The Confederation of British Industry said the risk of another recession had risen as it cut its forecasts for UK economic growth, although it believed Britain could avoid this.
Consistent weakness in the UK economy prompted the Bank of England to adopt further quantitative easing last month, which is often considered currency negative as it involves flooding the market with pounds. Despite this, sterling has held up against a broadly weak euro.
Looking ahead, the key event risk on the day comes in the form of the Bank of England rate decision, although no change is expected on asset purchases or interest rates. As such, most of the price action and direction will be heavily influenced by on-going developments in the Eurozone, with Greece and Italy dominating headlines. A UK Guardian piece hasn’t been helping matters, after reporting that Germany and France have begun talks to consider the breakup of the Eurozone on fear of contagion to the core economy. We highly doubt there is any legitimate realty to this actually occurring, but at the same time recognize the effect such a report can have. Fear is the ultimate market mover and this type of report and rumours of reduced bank exposures, along with record wide bond yields on the peripherals, all contribute to fear of mass contagion and systemic risk that ultimately have the potential to suck any risk out of the global macro markets. It is also worth noting that geopolitical risk has crept back into play with Iran in the headlines on an IEA report that the country is looking at ways to deliver a nuclear warhead.

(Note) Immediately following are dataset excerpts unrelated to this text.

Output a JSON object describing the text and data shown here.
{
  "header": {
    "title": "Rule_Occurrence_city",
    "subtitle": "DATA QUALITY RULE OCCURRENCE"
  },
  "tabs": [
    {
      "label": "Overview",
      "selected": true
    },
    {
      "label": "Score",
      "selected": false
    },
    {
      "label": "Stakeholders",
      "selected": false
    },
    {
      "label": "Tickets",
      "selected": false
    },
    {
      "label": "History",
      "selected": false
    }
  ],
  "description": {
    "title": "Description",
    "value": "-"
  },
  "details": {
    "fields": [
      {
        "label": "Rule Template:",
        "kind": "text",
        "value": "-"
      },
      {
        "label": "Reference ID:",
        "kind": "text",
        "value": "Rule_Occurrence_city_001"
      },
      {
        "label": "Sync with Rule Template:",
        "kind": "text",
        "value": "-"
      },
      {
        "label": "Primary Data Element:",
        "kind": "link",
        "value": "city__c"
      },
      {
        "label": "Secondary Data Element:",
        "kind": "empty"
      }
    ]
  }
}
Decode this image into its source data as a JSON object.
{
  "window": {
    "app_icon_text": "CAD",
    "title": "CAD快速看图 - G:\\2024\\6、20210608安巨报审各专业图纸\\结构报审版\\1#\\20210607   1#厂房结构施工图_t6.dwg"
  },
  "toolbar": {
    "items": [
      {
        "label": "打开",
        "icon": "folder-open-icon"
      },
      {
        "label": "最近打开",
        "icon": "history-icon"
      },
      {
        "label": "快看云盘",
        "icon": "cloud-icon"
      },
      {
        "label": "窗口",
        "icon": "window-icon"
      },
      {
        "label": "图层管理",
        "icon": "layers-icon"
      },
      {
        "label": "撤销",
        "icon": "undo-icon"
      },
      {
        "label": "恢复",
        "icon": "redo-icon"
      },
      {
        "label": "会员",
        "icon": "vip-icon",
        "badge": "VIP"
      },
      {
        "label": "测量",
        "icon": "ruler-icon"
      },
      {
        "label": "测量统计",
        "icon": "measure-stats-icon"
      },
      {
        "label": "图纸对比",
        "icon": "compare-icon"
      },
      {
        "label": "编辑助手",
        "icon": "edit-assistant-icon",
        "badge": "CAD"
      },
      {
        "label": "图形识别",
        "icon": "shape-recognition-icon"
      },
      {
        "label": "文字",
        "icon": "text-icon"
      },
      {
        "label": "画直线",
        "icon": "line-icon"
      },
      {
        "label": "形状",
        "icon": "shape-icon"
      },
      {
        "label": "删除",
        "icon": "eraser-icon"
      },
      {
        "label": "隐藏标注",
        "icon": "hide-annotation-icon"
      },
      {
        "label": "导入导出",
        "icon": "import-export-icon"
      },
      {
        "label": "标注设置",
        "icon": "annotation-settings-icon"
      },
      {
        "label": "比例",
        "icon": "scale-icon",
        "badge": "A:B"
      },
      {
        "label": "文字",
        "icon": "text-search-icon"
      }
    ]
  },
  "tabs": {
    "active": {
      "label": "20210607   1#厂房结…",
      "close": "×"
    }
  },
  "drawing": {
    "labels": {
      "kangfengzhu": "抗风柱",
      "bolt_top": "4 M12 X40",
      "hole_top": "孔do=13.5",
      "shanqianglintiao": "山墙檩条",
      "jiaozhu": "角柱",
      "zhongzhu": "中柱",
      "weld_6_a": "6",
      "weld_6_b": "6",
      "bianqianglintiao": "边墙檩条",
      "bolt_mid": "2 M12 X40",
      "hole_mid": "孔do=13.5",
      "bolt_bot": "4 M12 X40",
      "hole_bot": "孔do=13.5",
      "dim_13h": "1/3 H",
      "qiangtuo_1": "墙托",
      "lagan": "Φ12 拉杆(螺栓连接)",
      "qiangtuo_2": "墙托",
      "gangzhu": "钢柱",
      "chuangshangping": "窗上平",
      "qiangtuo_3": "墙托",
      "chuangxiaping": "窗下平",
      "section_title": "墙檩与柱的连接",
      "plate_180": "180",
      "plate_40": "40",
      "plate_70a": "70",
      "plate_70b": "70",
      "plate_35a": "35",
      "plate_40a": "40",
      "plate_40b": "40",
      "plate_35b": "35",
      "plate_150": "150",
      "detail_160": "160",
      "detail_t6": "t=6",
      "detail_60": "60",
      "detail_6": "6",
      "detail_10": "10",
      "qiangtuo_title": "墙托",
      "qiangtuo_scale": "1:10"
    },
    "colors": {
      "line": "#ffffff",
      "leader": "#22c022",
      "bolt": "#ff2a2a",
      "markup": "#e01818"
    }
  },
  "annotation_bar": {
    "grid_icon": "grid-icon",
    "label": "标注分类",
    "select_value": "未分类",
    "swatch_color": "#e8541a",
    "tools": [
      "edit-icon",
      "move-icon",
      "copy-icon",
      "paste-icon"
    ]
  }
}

- Euro under pressure after Italian yields spike
- Political uncertainty in euro zone weighs
- Capital repatriation seen as one factor helping euro
The Euro licked wounds on Wednesday in its worst one-day beating against the dollar in 15 months after yields on 10-year Italian bonds spiked above 7 percent, a level where the cost of financing a debt burden of more than 2 trillion euros is seen as unsustainable. It extended losses to hit an eight-month low against sterling on Wednesday, as fears about the euro zone debt crisis intensified, with benchmark Italian bond yields rising above 7 percent, a level widely deemed to be unsustainable.
The single currency steadied on Thursday as real-money players stuck to the side-lines after a selloff the day before on a spike in Italian borrowing costs, but options positioning suggested more drops ahead as fears of global financial turmoil grip markets.

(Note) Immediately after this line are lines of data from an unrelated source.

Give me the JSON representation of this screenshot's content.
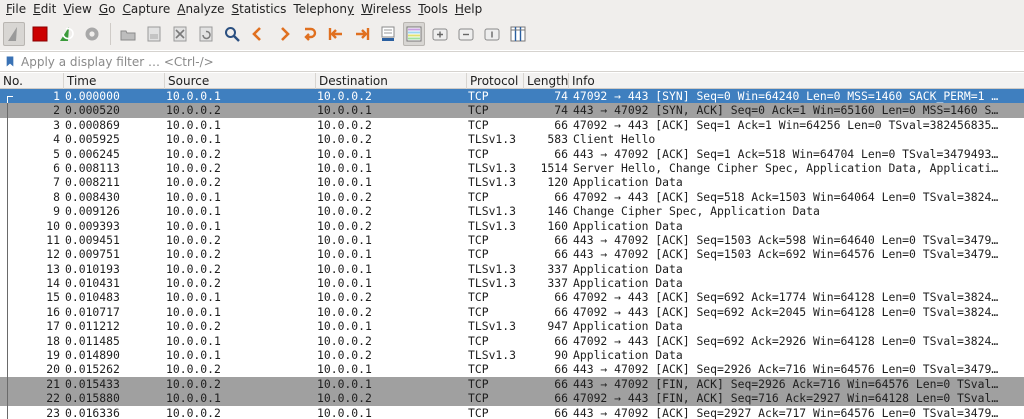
{
  "menu": [
    {
      "mnemonic": "F",
      "rest": "ile"
    },
    {
      "mnemonic": "E",
      "rest": "dit"
    },
    {
      "mnemonic": "V",
      "rest": "iew"
    },
    {
      "mnemonic": "G",
      "rest": "o"
    },
    {
      "mnemonic": "C",
      "rest": "apture"
    },
    {
      "mnemonic": "A",
      "rest": "nalyze"
    },
    {
      "mnemonic": "S",
      "rest": "tatistics"
    },
    {
      "mnemonic": "",
      "rest": "Telephon",
      "mnemonic_after": "y"
    },
    {
      "mnemonic": "W",
      "rest": "ireless"
    },
    {
      "mnemonic": "T",
      "rest": "ools"
    },
    {
      "mnemonic": "H",
      "rest": "elp"
    }
  ],
  "toolbar": {
    "icons": [
      "shark-fin-start-icon",
      "stop-capture-icon",
      "restart-capture-icon",
      "capture-options-icon",
      "open-file-icon",
      "save-file-icon",
      "close-file-icon",
      "reload-file-icon",
      "find-packet-icon",
      "go-back-icon",
      "go-forward-icon",
      "go-to-packet-icon",
      "go-first-icon",
      "go-last-icon",
      "autoscroll-icon",
      "colorize-icon",
      "zoom-in-icon",
      "zoom-out-icon",
      "normal-size-icon",
      "resize-columns-icon"
    ]
  },
  "filter": {
    "placeholder": "Apply a display filter … <Ctrl-/>",
    "value": ""
  },
  "columns": {
    "no": "No.",
    "time": "Time",
    "source": "Source",
    "destination": "Destination",
    "protocol": "Protocol",
    "length": "Length",
    "info": "Info"
  },
  "colors": {
    "selected_row": "#3f7fbf",
    "fin_row": "#a0a0a0",
    "stop_icon": "#cc0000",
    "restart_icon": "#3a9a3a"
  },
  "packets": [
    {
      "no": "1",
      "time": "0.000000",
      "src": "10.0.0.1",
      "dst": "10.0.0.2",
      "proto": "TCP",
      "len": "74",
      "info": "47092 → 443 [SYN] Seq=0 Win=64240 Len=0 MSS=1460 SACK_PERM=1 …",
      "style": "selected"
    },
    {
      "no": "2",
      "time": "0.000520",
      "src": "10.0.0.2",
      "dst": "10.0.0.1",
      "proto": "TCP",
      "len": "74",
      "info": "443 → 47092 [SYN, ACK] Seq=0 Ack=1 Win=65160 Len=0 MSS=1460 S…",
      "style": "grey"
    },
    {
      "no": "3",
      "time": "0.000869",
      "src": "10.0.0.1",
      "dst": "10.0.0.2",
      "proto": "TCP",
      "len": "66",
      "info": "47092 → 443 [ACK] Seq=1 Ack=1 Win=64256 Len=0 TSval=382456835…",
      "style": ""
    },
    {
      "no": "4",
      "time": "0.005925",
      "src": "10.0.0.1",
      "dst": "10.0.0.2",
      "proto": "TLSv1.3",
      "len": "583",
      "info": "Client Hello",
      "style": ""
    },
    {
      "no": "5",
      "time": "0.006245",
      "src": "10.0.0.2",
      "dst": "10.0.0.1",
      "proto": "TCP",
      "len": "66",
      "info": "443 → 47092 [ACK] Seq=1 Ack=518 Win=64704 Len=0 TSval=3479493…",
      "style": ""
    },
    {
      "no": "6",
      "time": "0.008113",
      "src": "10.0.0.2",
      "dst": "10.0.0.1",
      "proto": "TLSv1.3",
      "len": "1514",
      "info": "Server Hello, Change Cipher Spec, Application Data, Applicati…",
      "style": ""
    },
    {
      "no": "7",
      "time": "0.008211",
      "src": "10.0.0.2",
      "dst": "10.0.0.1",
      "proto": "TLSv1.3",
      "len": "120",
      "info": "Application Data",
      "style": ""
    },
    {
      "no": "8",
      "time": "0.008430",
      "src": "10.0.0.1",
      "dst": "10.0.0.2",
      "proto": "TCP",
      "len": "66",
      "info": "47092 → 443 [ACK] Seq=518 Ack=1503 Win=64064 Len=0 TSval=3824…",
      "style": ""
    },
    {
      "no": "9",
      "time": "0.009126",
      "src": "10.0.0.1",
      "dst": "10.0.0.2",
      "proto": "TLSv1.3",
      "len": "146",
      "info": "Change Cipher Spec, Application Data",
      "style": ""
    },
    {
      "no": "10",
      "time": "0.009393",
      "src": "10.0.0.1",
      "dst": "10.0.0.2",
      "proto": "TLSv1.3",
      "len": "160",
      "info": "Application Data",
      "style": ""
    },
    {
      "no": "11",
      "time": "0.009451",
      "src": "10.0.0.2",
      "dst": "10.0.0.1",
      "proto": "TCP",
      "len": "66",
      "info": "443 → 47092 [ACK] Seq=1503 Ack=598 Win=64640 Len=0 TSval=3479…",
      "style": ""
    },
    {
      "no": "12",
      "time": "0.009751",
      "src": "10.0.0.2",
      "dst": "10.0.0.1",
      "proto": "TCP",
      "len": "66",
      "info": "443 → 47092 [ACK] Seq=1503 Ack=692 Win=64576 Len=0 TSval=3479…",
      "style": ""
    },
    {
      "no": "13",
      "time": "0.010193",
      "src": "10.0.0.2",
      "dst": "10.0.0.1",
      "proto": "TLSv1.3",
      "len": "337",
      "info": "Application Data",
      "style": ""
    },
    {
      "no": "14",
      "time": "0.010431",
      "src": "10.0.0.2",
      "dst": "10.0.0.1",
      "proto": "TLSv1.3",
      "len": "337",
      "info": "Application Data",
      "style": ""
    },
    {
      "no": "15",
      "time": "0.010483",
      "src": "10.0.0.1",
      "dst": "10.0.0.2",
      "proto": "TCP",
      "len": "66",
      "info": "47092 → 443 [ACK] Seq=692 Ack=1774 Win=64128 Len=0 TSval=3824…",
      "style": ""
    },
    {
      "no": "16",
      "time": "0.010717",
      "src": "10.0.0.1",
      "dst": "10.0.0.2",
      "proto": "TCP",
      "len": "66",
      "info": "47092 → 443 [ACK] Seq=692 Ack=2045 Win=64128 Len=0 TSval=3824…",
      "style": ""
    },
    {
      "no": "17",
      "time": "0.011212",
      "src": "10.0.0.2",
      "dst": "10.0.0.1",
      "proto": "TLSv1.3",
      "len": "947",
      "info": "Application Data",
      "style": ""
    },
    {
      "no": "18",
      "time": "0.011485",
      "src": "10.0.0.1",
      "dst": "10.0.0.2",
      "proto": "TCP",
      "len": "66",
      "info": "47092 → 443 [ACK] Seq=692 Ack=2926 Win=64128 Len=0 TSval=3824…",
      "style": ""
    },
    {
      "no": "19",
      "time": "0.014890",
      "src": "10.0.0.1",
      "dst": "10.0.0.2",
      "proto": "TLSv1.3",
      "len": "90",
      "info": "Application Data",
      "style": ""
    },
    {
      "no": "20",
      "time": "0.015262",
      "src": "10.0.0.2",
      "dst": "10.0.0.1",
      "proto": "TCP",
      "len": "66",
      "info": "443 → 47092 [ACK] Seq=2926 Ack=716 Win=64576 Len=0 TSval=3479…",
      "style": ""
    },
    {
      "no": "21",
      "time": "0.015433",
      "src": "10.0.0.2",
      "dst": "10.0.0.1",
      "proto": "TCP",
      "len": "66",
      "info": "443 → 47092 [FIN, ACK] Seq=2926 Ack=716 Win=64576 Len=0 TSval…",
      "style": "grey"
    },
    {
      "no": "22",
      "time": "0.015880",
      "src": "10.0.0.1",
      "dst": "10.0.0.2",
      "proto": "TCP",
      "len": "66",
      "info": "47092 → 443 [FIN, ACK] Seq=716 Ack=2927 Win=64128 Len=0 TSval…",
      "style": "grey"
    },
    {
      "no": "23",
      "time": "0.016336",
      "src": "10.0.0.2",
      "dst": "10.0.0.1",
      "proto": "TCP",
      "len": "66",
      "info": "443 → 47092 [ACK] Seq=2927 Ack=717 Win=64576 Len=0 TSval=3479…",
      "style": ""
    }
  ]
}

Two major clearing houses raised the level of collateral needed for those holding Italian government debt. The move makes it more expensive for holders of Italian debt to borrow against it and looks set to trigger a cycle in which rising yields fuel more fear and more selling.

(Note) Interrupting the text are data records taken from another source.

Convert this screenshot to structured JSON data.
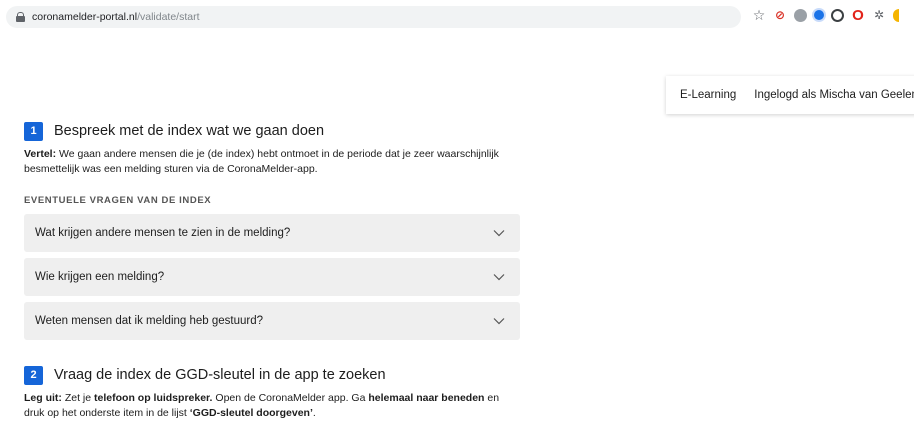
{
  "browser": {
    "url_host": "coronamelder-portal.nl",
    "url_path": "/validate/start",
    "extension_icons": [
      "star-icon",
      "blocked-icon",
      "cloud-icon",
      "blue-dot-icon",
      "circle-icon",
      "opera-icon",
      "bug-icon",
      "yellow-icon"
    ]
  },
  "topnav": {
    "elearning": "E-Learning",
    "logged_in": "Ingelogd als Mischa van Geelen"
  },
  "step1": {
    "number": "1",
    "title": "Bespreek met de index wat we gaan doen",
    "para_label": "Vertel:",
    "para_text": " We gaan andere mensen die je (de index) hebt ontmoet in de periode dat je zeer waarschijnlijk besmettelijk was een melding sturen via de CoronaMelder-app.",
    "questions_heading": "Eventuele vragen van de index",
    "questions": [
      "Wat krijgen andere mensen te zien in de melding?",
      "Wie krijgen een melding?",
      "Weten mensen dat ik melding heb gestuurd?"
    ]
  },
  "step2": {
    "number": "2",
    "title": "Vraag de index de GGD-sleutel in de app te zoeken",
    "label": "Leg uit:",
    "t1": " Zet je ",
    "b1": "telefoon op luidspreker.",
    "t2": " Open de CoronaMelder app. Ga ",
    "b2": "helemaal naar beneden",
    "t3": " en druk op het onderste item in de lijst ",
    "b3": "‘GGD-sleutel doorgeven’",
    "t4": "."
  },
  "colors": {
    "accent": "#1565d8",
    "accordion_bg": "#efefef"
  }
}
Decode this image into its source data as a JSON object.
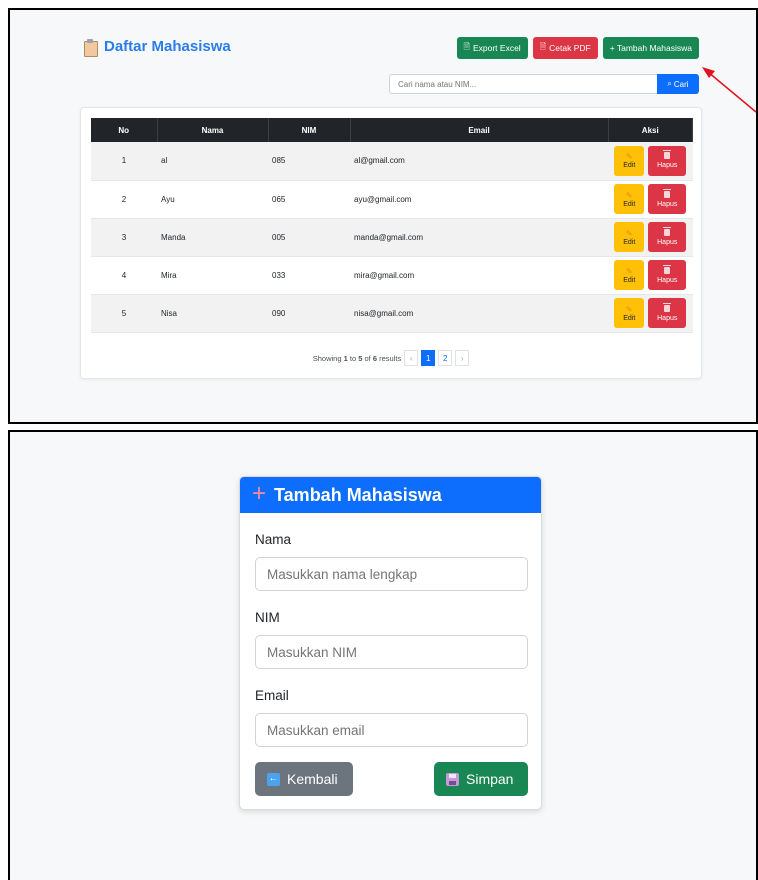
{
  "list_page": {
    "title": "Daftar Mahasiswa",
    "toolbar": {
      "export_excel": "Export Excel",
      "cetak_pdf": "Cetak PDF",
      "tambah": "+ Tambah Mahasiswa"
    },
    "search": {
      "placeholder": "Cari nama atau NIM...",
      "button": "Cari"
    },
    "table": {
      "headers": [
        "No",
        "Nama",
        "NIM",
        "Email",
        "Aksi"
      ],
      "rows": [
        {
          "no": "1",
          "nama": "al",
          "nim": "085",
          "email": "al@gmail.com"
        },
        {
          "no": "2",
          "nama": "Ayu",
          "nim": "065",
          "email": "ayu@gmail.com"
        },
        {
          "no": "3",
          "nama": "Manda",
          "nim": "005",
          "email": "manda@gmail.com"
        },
        {
          "no": "4",
          "nama": "Mira",
          "nim": "033",
          "email": "mira@gmail.com"
        },
        {
          "no": "5",
          "nama": "Nisa",
          "nim": "090",
          "email": "nisa@gmail.com"
        }
      ],
      "edit_label": "Edit",
      "delete_label": "Hapus"
    },
    "pagination": {
      "text_prefix": "Showing",
      "from": "1",
      "to_word": "to",
      "to": "5",
      "of_word": "of",
      "total": "6",
      "results_word": "results",
      "prev": "‹",
      "pages": [
        "1",
        "2"
      ],
      "next": "›"
    }
  },
  "form_page": {
    "title": "Tambah Mahasiswa",
    "fields": {
      "nama": {
        "label": "Nama",
        "placeholder": "Masukkan nama lengkap"
      },
      "nim": {
        "label": "NIM",
        "placeholder": "Masukkan NIM"
      },
      "email": {
        "label": "Email",
        "placeholder": "Masukkan email"
      }
    },
    "back_button": "Kembali",
    "save_button": "Simpan"
  },
  "colors": {
    "primary": "#0d6efd",
    "success": "#198754",
    "danger": "#dc3545",
    "warning": "#ffc107",
    "secondary": "#6c757d",
    "annotation_arrow": "#e0141e"
  }
}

But with most players expecting further falls, support levels came into focus, with the most immediate one holding up well on Thursday around $1.3525 — an area that provided solid resistance when the euro climbed back up in a corrective short-covering rally from its early October low.
European Commission President Jose Manuel Barroso issued a stern warning of the dangers of splitting the 17-nation currency zone. EU sources told Reuters that French and German officials had held discussions on the matter.
On top of that, Greek Prime Minister George Papandreou said he was stepping down without saying who would succeed him as the nation heads towards bankruptcy.
- Dollar Responds to Crisis Fears, Liquidity Crunch with Massive Rally
- Euro’s Troubles Turn from Political Uncertainty to Market-based Crisis
- British Pound Outpaces all but the Dollar and Yen ahead of the BoE
The US Dollar rode safe-haven demand to break the range top capping prices since the beginning of November as the S&P 500 dropped the most in two months.
For the first time in months, investors and the speculative masses are seriously contemplating the risk of another global financial crisis. Naturally, the shift in sentiment pushes capital from the high yielding, risk-inherent assets to the certifiable safe havens. Yet, there is a fundamental difference in this particular change in tone and those that we have seen in previous tides this year. This time around, there is a clear risk of contagion with the consequences of an evaporation of liquidity readily visible.
This is exactly the right mix of conditions that highlights the greenback’s value amongst its safe haven peers: risk aversion to the point that yield doesn’t even come into the equation (because there is virtually no return to be had with dollar exposure). This particular slant on risk was so intense in fact that the Dow Jones FXCM Dollar Index managed a 1.5 percent rally – the third largest rally for the benchmark in over a year.